Sequential characterization of closedness of the set

Solution 1:

$\Rightarrow$: Suppose that $F$ is closed and let $\{x_{n}\}\subset F$ so that $x_{n}\to x$ for some $x\in X$. We show that $x\in F$. Let $U$ be any nhood of $x$. Since $x_{n}\to x$ there exists $k\in\mathbb{N}$ so that $x_{n}\in U$ for all $n\geq k$. In particular, $U\cap F\neq \emptyset$ (since e.g. $x_{k}\in U\cap F$). Since $U$ was an arbitrary nhood of $x$, this shows that $x$ is in the closure of $F$, which is equal to $F$ since $F$ is a closed set. Hence $x\in F$.

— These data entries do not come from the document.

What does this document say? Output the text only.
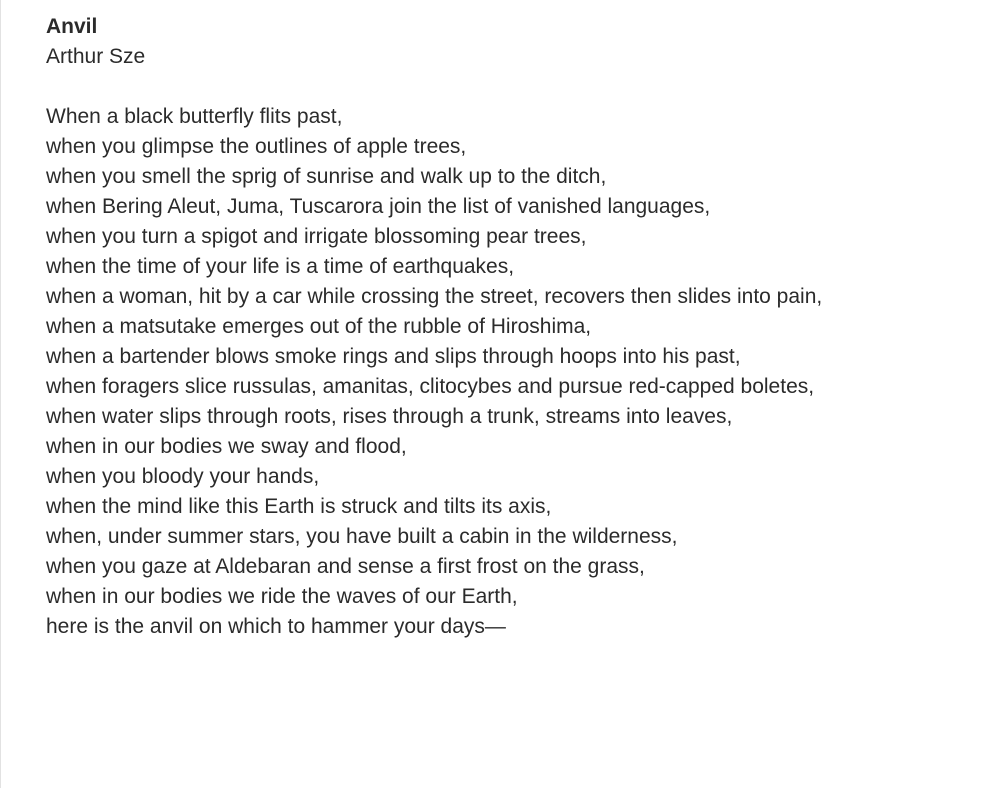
Anvil
Arthur Sze
When a black butterfly flits past,
when you glimpse the outlines of apple trees,
when you smell the sprig of sunrise and walk up to the ditch,
when Bering Aleut, Juma, Tuscarora join the list of vanished languages,
when you turn a spigot and irrigate blossoming pear trees,
when the time of your life is a time of earthquakes,
when a woman, hit by a car while crossing the street, recovers then slides into pain,
when a matsutake emerges out of the rubble of Hiroshima,
when a bartender blows smoke rings and slips through hoops into his past,
when foragers slice russulas, amanitas, clitocybes and pursue red-capped boletes,
when water slips through roots, rises through a trunk, streams into leaves,
when in our bodies we sway and flood,
when you bloody your hands,
when the mind like this Earth is struck and tilts its axis,
when, under summer stars, you have built a cabin in the wilderness,
when you gaze at Aldebaran and sense a first frost on the grass,
when in our bodies we ride the waves of our Earth,
here is the anvil on which to hammer your days—
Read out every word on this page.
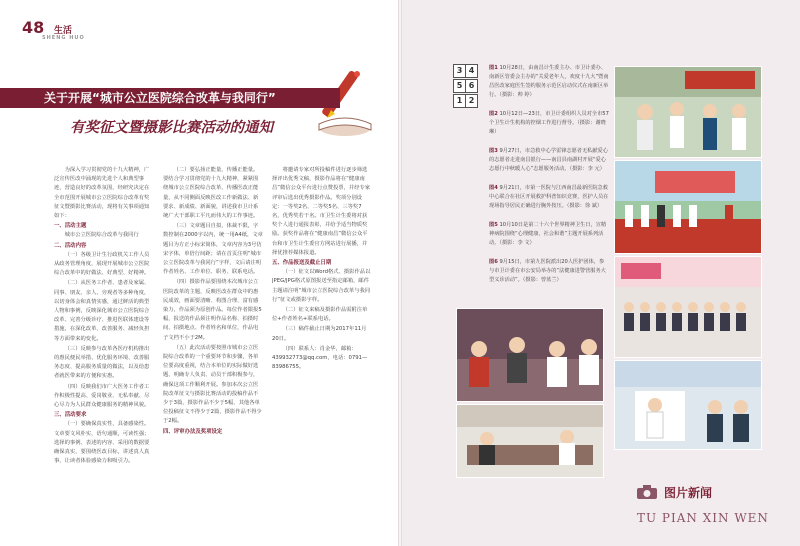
48 生活
SHENG HUO
关于开展“城市公立医院综合改革与我同行”
有奖征文暨摄影比赛活动的通知

为深入学习贯彻党的十九大精神，广泛宣传医改中涌现的先进个人和典型事迹，营造良好的改革氛围，经研究决定在全市范围开展城市公立医院综合改革有奖征文暨摄影比赛活动，现将有关事项通知如下：

一、活动主题

城市公立医院综合改革与我同行

二、活动内容

（一）各级卫计生行政机关工作人员从政务管理角度，展现开展城市公立医院综合改革中的好做法、好典型、好精神。

（二）从医务工作者、患者及家属、同事、朋友、亲人、旁观者等多种角度，以切身体会和真情实感，通过鲜活的典型人物和事例，反映深化城市公立医院综合改革、完善分级诊疗、推进医联体建设等措施，在深化改革、改善服务、减轻负担等方面带来的变化。

（三）反映参与改革各医疗机构推出的惠民便民举措、优化服务环境、改善服务态度、提高服务质量的做法，以及给患者就医带来的方便和实惠。

（四）反映我们市广大医务工作者工作积极性提高、爱岗敬业、无私奉献、尽心尽力为人民群众健康服务的精神风貌。

三、活动要求

（一）要确保真实性，具备感染性。文章要文风朴实，语句通顺，可读性强；选择的事例、表述的内容、采用的数据要确保真实，要围绕医改目标，讲述真人真事，让读者体验感染力和吸引力。

（二）要弘扬正能量，传播正能量。要结合学习贯彻党的十九大精神，紧紧围绕城市公立医院综合改革，传播医改正能量，从不同侧面反映医改工作新做法、新要求、新成绩、新面貌，讲述我市卫计系统广大干部职工平凡而伟大的工作事迹。

（三）文章题目自拟，体裁不限，字数控制在2000字以内，统一用A4纸，文章题目为方正小标宋简体，文章内容为3号仿宋字体，单倍行间距；请在首页注明“城市公立医院改革与我同行”字样，文后请注明作者姓名、工作单位、职务、联系电话。

（四）摄影作品要围绕本次城市公立医院改革的主题，反映医改在群众中的惠民成效，画面要清晰、构图合理、富有感染力，作品须为原创作品。每位作者限报5幅，报送的作品须注明作品名称、拍摄时间、拍摄地点、作者姓名和单位，作品电子文档不小于2M。

（五）此次活动要按照市城市公立医院综合改革的一个重要环节和步骤，各单位要高度重视，结合本单位的实际做好选题、明确专人负责、动员干部积极参与，确保这项工作顺利开展。参加本次公立医院改革征文与摄影比赛活动的投稿作品不少于3篇，摄影作品不少于5幅，其他各单位投稿征文不得少于2篇，摄影作品不得少于2幅。

四、评审办法及奖项设定

将邀请专家对所投稿件进行逐步筛选择评出优秀文稿，摄影作品将在“健康南昌”微信公众平台进行点赞投票，并经专家评审后选出优秀摄影作品。奖项分别设定：一等奖2名、二等奖5名、三等奖7名，优秀奖若干名。市卫生计生委将对获奖个人进行通报表彰，并给予适当物质奖励。获奖作品将在“健康南昌”微信公众平台和市卫生计生委官方网站进行展播，并择优推荐媒体报道。

五、作品报送及截止日期

（一）征文以Word格式、摄影作品以JPEG/JPG格式原图报送至指定邮箱，邮件主题请注明“城市公立医院综合改革与我同行”征文或摄影字样。

（二）征文来稿及摄影作品需附注单位+作者姓名+联系电话。

（三）稿件截止日期为2017年11月20日。

（四）联系人：肖金华，邮箱：439932773@qq.com，电话：0791—83986755。

3 4
5 6
1 2

图1 10月28日，由南昌计生委主办、市卫计委办、南新区管委会主办的“关爱老年人，欢度十九大”暨南昌医改家庭医生签约服务示范区启动仪式在南新区举行。（摄影：帅 婷）

图2 10月12日—23日，市卫计委组织人员对全市57个卫生计生机构的控烟工作进行督导。（摄影：谢晓琳）

图3 9月27日，市急救中心学雷锋志愿者无私献爱心的志愿者走进南昌银行——南昌县南湖村开展“爱心志愿行中秋暖人心”志愿服务活动。（摄影：李 元）

图4 9月21日，市第一医院与江西南昌最新医院急救中心联合在社区开展救护科普知识竞赛，医护人员在现场指导居民正确进行胸外按压。（摄影：徐 斌）

图5 10月10日是第二十六个世界精神卫生日，宣精神病院围绕“心理健康，社会和谐”主题开展系列活动。（摄影：李 文）

图6 9月15日，市第九医院派出20人医护团体，参与市卫计委在市公安局举办的“法健康进警营服务大型义诊活动”。（摄影：曾蓝兰）

图片新闻
TU PIAN XIN WEN
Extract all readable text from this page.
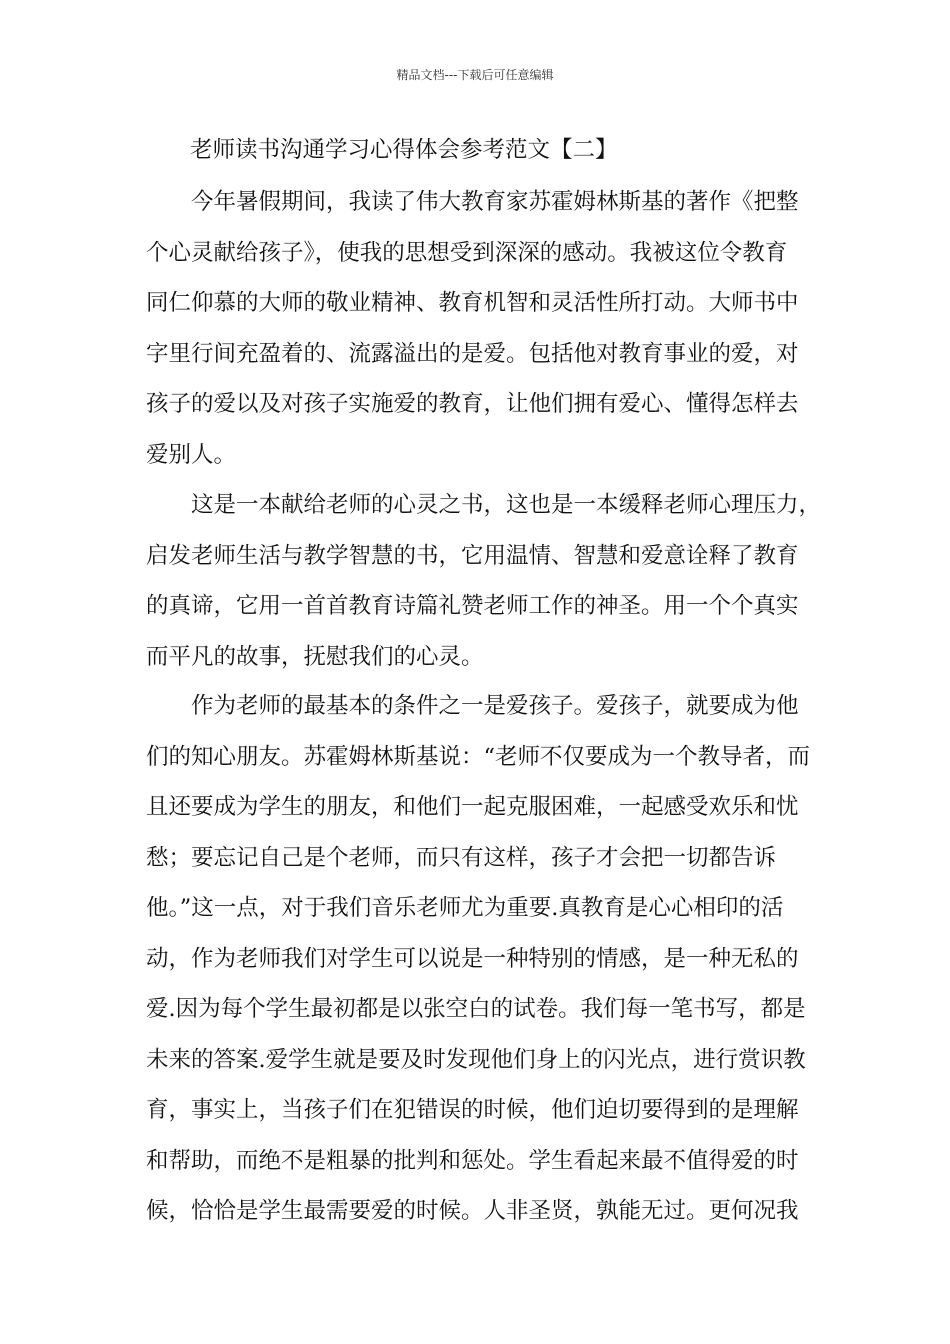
精品文档---下载后可任意编辑
老师读书沟通学习心得体会参考范文【二】
今年暑假期间，我读了伟大教育家苏霍姆林斯基的著作《把整
个心灵献给孩子》，使我的思想受到深深的感动。我被这位令教育
同仁仰慕的大师的敬业精神、教育机智和灵活性所打动。大师书中
字里行间充盈着的、流露溢出的是爱。包括他对教育事业的爱，对
孩子的爱以及对孩子实施爱的教育，让他们拥有爱心、懂得怎样去
爱别人。
这是一本献给老师的心灵之书，这也是一本缓释老师心理压力，
启发老师生活与教学智慧的书，它用温情、智慧和爱意诠释了教育
的真谛，它用一首首教育诗篇礼赞老师工作的神圣。用一个个真实
而平凡的故事，抚慰我们的心灵。
作为老师的最基本的条件之一是爱孩子。爱孩子，就要成为他
们的知心朋友。苏霍姆林斯基说：“老师不仅要成为一个教导者，而
且还要成为学生的朋友，和他们一起克服困难，一起感受欢乐和忧
愁；要忘记自己是个老师，而只有这样，孩子才会把一切都告诉
他。”这一点，对于我们音乐老师尤为重要.真教育是心心相印的活
动，作为老师我们对学生可以说是一种特别的情感，是一种无私的
爱.因为每个学生最初都是以张空白的试卷。我们每一笔书写，都是
未来的答案.爱学生就是要及时发现他们身上的闪光点，进行赏识教
育，事实上，当孩子们在犯错误的时候，他们迫切要得到的是理解
和帮助，而绝不是粗暴的批判和惩处。学生看起来最不值得爱的时
候，恰恰是学生最需要爱的时候。人非圣贤，孰能无过。更何况我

$\Leftarrow$: We show that $F$ is closed provided the latter property. Let $x$ be any element in the closure of $F$: we show that $x\in F$. Choose $x_{n}\in B(x,\frac{1}{n})\cap F$ for all $n\in\mathbb{N}$ (such $x_{n}$ exists since $x$ is in the closure of $F$, whence every nhood of $x$ intersects $F$). Now $x_{n}\to x$ and by assumption of this direction we have $x\in F$. Hence the closure of $F$ is a subset of $F$, whence they are in fact equal since a set is always subset of its closure. But this means that $F$ is a closed set.